True, many of the arrests involve posts made while drunk, or in anger – as per that of Lucy Connolly, jailed for 31 months for urging people to “set fire” to asylum seekers’ hotels. But Young says the majority of the FSU’s 4,500 cases are brought on behalf of people whose only ‘crime’ has been to stand up for what they believe in.
“About 40 per cent of them are women who’ve been reported to the police, or reported to their employers or their university, for saying they don’t want to share toilets with non-biological women,” he says. “That, right now, is the frontline of the free speech crisis.”

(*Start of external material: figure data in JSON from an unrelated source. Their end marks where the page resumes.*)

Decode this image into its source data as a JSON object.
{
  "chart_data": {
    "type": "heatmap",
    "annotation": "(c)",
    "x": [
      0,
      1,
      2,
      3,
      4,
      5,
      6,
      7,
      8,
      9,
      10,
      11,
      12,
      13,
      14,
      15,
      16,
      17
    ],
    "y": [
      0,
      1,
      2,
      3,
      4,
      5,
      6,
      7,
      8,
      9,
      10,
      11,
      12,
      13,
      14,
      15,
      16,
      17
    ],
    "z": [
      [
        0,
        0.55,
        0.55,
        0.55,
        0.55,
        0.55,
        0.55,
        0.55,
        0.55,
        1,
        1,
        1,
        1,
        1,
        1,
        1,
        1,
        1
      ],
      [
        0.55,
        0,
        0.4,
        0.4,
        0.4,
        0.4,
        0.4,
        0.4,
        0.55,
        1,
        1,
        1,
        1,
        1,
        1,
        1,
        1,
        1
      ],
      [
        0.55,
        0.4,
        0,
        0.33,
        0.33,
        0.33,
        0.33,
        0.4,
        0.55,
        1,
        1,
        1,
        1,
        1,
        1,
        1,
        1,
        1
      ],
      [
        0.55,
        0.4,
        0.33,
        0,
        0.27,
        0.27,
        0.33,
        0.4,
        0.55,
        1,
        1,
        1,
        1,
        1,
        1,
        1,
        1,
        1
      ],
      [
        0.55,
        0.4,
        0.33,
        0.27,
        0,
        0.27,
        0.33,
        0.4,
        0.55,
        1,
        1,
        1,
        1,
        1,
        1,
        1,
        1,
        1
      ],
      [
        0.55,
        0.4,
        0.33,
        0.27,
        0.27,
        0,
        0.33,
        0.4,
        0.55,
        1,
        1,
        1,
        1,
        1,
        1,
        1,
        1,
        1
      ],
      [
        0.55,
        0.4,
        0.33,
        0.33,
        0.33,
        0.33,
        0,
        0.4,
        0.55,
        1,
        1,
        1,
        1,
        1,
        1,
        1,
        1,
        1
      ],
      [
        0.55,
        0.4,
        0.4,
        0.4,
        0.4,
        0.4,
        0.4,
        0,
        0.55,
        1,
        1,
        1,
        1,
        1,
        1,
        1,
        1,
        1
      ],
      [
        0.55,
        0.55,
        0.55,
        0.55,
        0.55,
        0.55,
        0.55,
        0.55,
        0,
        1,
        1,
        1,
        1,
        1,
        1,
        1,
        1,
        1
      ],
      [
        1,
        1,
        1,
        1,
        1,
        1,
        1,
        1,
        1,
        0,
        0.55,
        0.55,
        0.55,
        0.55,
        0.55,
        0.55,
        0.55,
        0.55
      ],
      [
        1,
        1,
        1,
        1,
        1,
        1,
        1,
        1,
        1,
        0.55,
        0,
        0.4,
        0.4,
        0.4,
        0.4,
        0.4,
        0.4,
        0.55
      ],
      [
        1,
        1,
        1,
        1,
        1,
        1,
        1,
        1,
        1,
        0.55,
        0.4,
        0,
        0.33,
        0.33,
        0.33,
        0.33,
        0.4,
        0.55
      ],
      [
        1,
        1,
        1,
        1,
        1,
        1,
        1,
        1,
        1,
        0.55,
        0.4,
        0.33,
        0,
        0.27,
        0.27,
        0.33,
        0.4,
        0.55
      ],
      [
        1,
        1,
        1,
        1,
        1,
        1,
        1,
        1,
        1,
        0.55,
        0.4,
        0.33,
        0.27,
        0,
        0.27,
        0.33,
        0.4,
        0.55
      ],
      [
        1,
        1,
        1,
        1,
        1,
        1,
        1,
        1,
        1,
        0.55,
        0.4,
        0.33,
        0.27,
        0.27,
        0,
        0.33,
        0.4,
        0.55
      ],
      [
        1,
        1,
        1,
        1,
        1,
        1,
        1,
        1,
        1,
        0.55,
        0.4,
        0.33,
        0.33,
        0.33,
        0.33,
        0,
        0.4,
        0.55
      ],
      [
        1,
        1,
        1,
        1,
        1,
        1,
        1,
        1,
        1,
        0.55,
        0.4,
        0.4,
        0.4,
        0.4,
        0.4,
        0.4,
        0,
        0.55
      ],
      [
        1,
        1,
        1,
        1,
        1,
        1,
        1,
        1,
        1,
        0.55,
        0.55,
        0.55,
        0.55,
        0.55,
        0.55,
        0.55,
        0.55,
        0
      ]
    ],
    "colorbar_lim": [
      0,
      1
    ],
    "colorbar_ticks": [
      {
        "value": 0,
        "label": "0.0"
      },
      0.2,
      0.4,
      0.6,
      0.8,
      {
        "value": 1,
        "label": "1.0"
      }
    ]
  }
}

Nonetheless, he speaks from bitter personal experience. The son of Labour activist, Michael Young, who helped found the Open University, Oxford-educated Young is best known for his 2001 memoir, How to Lose Friends and Alienate People, a wry account of his time in New York high society while working at the magazine Vanity Fair. While highlighting the absurdities of the US celebrity circuit, the book also documented the rather more earnest world of America’s elite Ivy League universities, where ‘political correctness’ already had a grip.
At the time, Young thought it was little more than a passing trend. But with the advent of social media, it returned in the form of ‘cancel culture’. Young himself fell victim in 2018, when the former Tory government announced him as a non-executive board member of the Office for Students. The appointment was in recognition of his work in setting up a Free School in west London, but when critics of his appointment dug for dirt in his social media history, they found a rich seam, with breezy references to “hardcore dykes”, “queer as a coot” celebrities and female MPs’ cleavages.
What might have passed for laddish, ’90s male banter was a treasure trove to the “offence archaeologists”, as Young describes them. After a chorus of “performative outrage” about his [supposed] homophobia and misogyny, he was forced to step down.
“Because I’d been a fairly provocative journalist most of my career, they found a Tutankhamun’s tomb of offensive material, and I ended up having to step down from several other positions too,” he says. “I remember I desperately wanted to reach out to an organisation that could give proper professional advice about how to cope with these cancellation storms.”
Hence the creation of the FSU, which mainly relies on supporter donations, and which now employs 28 staff, operating under the motto “Audi alteram artem” (“Dare to listen to the other side”), from its Great Portland Street office. Today, its advisory council includes the novelist Lionel Shriver, political commentator Remi Adekoya, historian Nigel Biggar, and the feminist philosopher Kathleen Stock.
Worth reading in full.
Stop Press: A review of the police’s recording of NCHIs by the College of Policing will recommend to the government that all forces should scrap the practice, the Times reports.